Solution: Let $B_1=A_1$. From (a) $B_1$ and $B_2$ are disjoint and (from (A.1)), $A_1 \cup A_2=$ $B_1 \cup B_2$. Let $C_n=\bigcup_{i=1}^n A_i$. We use induction to prove that $C_n=\bigcup_{i=1}^n B_i$ and that the $B_n$ are disjoint. We have seen that $C_2=B_1 \cup B_2$, which forms the basis for the induction. We assume that $C_{n-1}=\bigcup_{i=1}^{n-1} B_i$ and prove that $C_n=\bigcup_{i=1}^n B_i$.
$$
\begin{aligned}
C_n & =C_{n-1} \bigcup A_n=C_{n-1} \bigcup A_n C_{n-1}^c \\
& =C_{n-1} \bigcup B_n=\bigcup_{i-1}^n B_i .
\end{aligned}
$$
In the second equality, we used (A.1), letting $C_{n-1}$ play the role of $A_1$ and $A_n$ play the role of $A_2$. From this same application of (A.1), we also see that $C_{n-1}$ and $B_n=A_n-C_{n-1}$ are disjoint.
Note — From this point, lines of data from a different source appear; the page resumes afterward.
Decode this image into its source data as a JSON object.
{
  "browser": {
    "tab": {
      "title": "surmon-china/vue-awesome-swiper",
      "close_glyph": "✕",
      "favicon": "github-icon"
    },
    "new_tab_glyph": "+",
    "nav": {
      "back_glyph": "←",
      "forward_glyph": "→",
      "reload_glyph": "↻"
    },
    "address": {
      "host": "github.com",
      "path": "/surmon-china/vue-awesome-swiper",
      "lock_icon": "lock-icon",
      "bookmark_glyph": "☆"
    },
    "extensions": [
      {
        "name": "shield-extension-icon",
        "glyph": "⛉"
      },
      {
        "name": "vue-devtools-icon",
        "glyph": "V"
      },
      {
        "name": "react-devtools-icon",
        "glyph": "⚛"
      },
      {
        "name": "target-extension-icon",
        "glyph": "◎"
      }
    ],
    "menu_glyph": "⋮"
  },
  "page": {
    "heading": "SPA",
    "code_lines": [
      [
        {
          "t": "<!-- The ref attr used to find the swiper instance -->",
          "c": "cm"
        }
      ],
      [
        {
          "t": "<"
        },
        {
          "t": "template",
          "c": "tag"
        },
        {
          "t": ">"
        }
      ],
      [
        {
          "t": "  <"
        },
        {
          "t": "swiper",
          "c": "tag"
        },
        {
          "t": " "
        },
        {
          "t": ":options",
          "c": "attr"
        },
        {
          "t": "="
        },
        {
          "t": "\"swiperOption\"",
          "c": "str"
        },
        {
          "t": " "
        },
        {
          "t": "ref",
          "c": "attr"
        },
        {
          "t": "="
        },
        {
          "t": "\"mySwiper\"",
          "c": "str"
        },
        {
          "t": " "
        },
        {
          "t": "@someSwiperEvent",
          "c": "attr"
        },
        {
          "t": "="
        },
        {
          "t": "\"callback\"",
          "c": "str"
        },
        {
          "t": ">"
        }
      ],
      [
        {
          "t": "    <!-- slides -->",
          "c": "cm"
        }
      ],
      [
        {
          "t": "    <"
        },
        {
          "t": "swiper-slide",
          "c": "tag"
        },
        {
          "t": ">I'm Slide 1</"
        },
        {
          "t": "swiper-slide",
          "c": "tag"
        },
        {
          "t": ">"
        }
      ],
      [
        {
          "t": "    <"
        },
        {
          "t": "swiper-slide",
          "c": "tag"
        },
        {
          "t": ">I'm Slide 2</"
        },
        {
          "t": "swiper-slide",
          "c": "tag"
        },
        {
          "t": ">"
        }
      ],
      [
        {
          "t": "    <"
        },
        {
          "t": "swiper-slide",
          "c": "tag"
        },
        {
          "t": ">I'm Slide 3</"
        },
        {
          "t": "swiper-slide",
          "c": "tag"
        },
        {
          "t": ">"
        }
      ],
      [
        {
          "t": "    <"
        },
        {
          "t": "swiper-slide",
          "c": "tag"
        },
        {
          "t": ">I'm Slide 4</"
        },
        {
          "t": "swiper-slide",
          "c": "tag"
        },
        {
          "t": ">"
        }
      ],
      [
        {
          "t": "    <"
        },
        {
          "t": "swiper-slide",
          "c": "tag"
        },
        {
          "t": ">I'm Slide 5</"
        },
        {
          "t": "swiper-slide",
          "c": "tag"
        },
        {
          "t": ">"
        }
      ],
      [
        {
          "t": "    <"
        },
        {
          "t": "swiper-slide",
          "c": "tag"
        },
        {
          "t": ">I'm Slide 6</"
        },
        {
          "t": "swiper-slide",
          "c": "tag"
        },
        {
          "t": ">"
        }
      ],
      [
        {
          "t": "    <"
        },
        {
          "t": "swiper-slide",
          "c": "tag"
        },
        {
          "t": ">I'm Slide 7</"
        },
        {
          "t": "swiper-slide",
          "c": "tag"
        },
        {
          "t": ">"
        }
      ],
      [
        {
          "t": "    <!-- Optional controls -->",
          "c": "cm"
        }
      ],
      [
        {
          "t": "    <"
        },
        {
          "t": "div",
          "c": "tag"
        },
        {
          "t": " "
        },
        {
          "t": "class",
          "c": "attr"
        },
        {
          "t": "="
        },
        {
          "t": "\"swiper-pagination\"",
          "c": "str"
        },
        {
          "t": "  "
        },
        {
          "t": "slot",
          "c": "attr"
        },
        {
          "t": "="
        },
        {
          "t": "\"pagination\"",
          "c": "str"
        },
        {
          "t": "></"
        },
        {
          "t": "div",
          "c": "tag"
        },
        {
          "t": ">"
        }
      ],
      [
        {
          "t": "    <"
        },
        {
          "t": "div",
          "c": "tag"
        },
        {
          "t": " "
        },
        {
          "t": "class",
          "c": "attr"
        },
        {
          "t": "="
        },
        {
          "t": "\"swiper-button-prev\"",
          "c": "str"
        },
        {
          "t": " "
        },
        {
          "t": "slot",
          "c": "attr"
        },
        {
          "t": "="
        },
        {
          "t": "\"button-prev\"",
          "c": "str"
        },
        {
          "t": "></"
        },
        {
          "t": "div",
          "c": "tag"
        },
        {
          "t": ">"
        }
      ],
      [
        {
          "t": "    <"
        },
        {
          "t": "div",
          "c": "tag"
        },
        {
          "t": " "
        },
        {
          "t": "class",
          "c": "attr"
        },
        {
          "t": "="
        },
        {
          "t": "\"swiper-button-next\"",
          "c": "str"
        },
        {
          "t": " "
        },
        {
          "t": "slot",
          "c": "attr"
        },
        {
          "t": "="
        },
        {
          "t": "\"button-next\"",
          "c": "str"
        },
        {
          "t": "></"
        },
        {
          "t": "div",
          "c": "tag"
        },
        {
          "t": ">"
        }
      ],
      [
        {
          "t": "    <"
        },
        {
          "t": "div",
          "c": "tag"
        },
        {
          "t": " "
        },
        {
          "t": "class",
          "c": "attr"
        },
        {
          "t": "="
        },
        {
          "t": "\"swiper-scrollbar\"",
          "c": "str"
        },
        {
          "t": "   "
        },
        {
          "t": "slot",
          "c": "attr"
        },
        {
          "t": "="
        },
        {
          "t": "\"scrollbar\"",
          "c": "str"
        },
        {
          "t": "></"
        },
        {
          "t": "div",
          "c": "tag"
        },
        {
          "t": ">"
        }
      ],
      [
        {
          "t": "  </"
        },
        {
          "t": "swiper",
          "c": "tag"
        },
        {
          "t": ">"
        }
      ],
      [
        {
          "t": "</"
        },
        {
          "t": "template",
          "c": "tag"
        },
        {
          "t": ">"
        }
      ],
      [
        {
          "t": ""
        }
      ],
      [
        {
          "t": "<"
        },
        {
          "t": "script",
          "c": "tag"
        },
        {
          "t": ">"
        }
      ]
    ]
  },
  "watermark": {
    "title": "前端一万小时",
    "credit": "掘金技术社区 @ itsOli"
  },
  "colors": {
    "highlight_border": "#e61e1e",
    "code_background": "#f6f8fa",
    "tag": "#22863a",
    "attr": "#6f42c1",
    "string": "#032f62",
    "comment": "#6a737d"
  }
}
Since $C_{n-1}=\bigcup_{i=1}^{n-1} B_i$, this also shows that $B_n$ is disjoint from $B_1, \ldots, B_{n-1}$.
c) Show that
$$
\operatorname{Pr}\left\{\bigcup_{n=1}^{\infty} A_n\right\}=\operatorname{Pr}\left\{\bigcup_{n=1}^{\infty} B_n\right\}=\sum_{n=1}^{\infty} \operatorname{Pr}\left\{B_n\right\}
$$

Solution: Note that $\operatorname{Pr}\left\{A_2 A_3\right\}=1 / 8 \neq \operatorname{Pr}\left\{A_2\right\} \operatorname{Pr}\left\{A_3\right\}$, so $A_2$ and $A_3$ are dependent. We also note that $\operatorname{Pr}\left\{A_1^c A_2^c A_3^c\right\}=0 \neq \operatorname{Pr}\left\{A_1^c\right\} \operatorname{Pr}\left\{A_2^c\right\} \operatorname{Pr}\left\{A_3^c\right\}$, further reinforcing the conclusion that $A_1, A_2, A_3$ are not statistically independent. Although the definition in (1.14) of statistical independence of more than 2 events looks strange, it is clear from this example that (1.15) is insufficient in the sense that it only specifies part of the above table.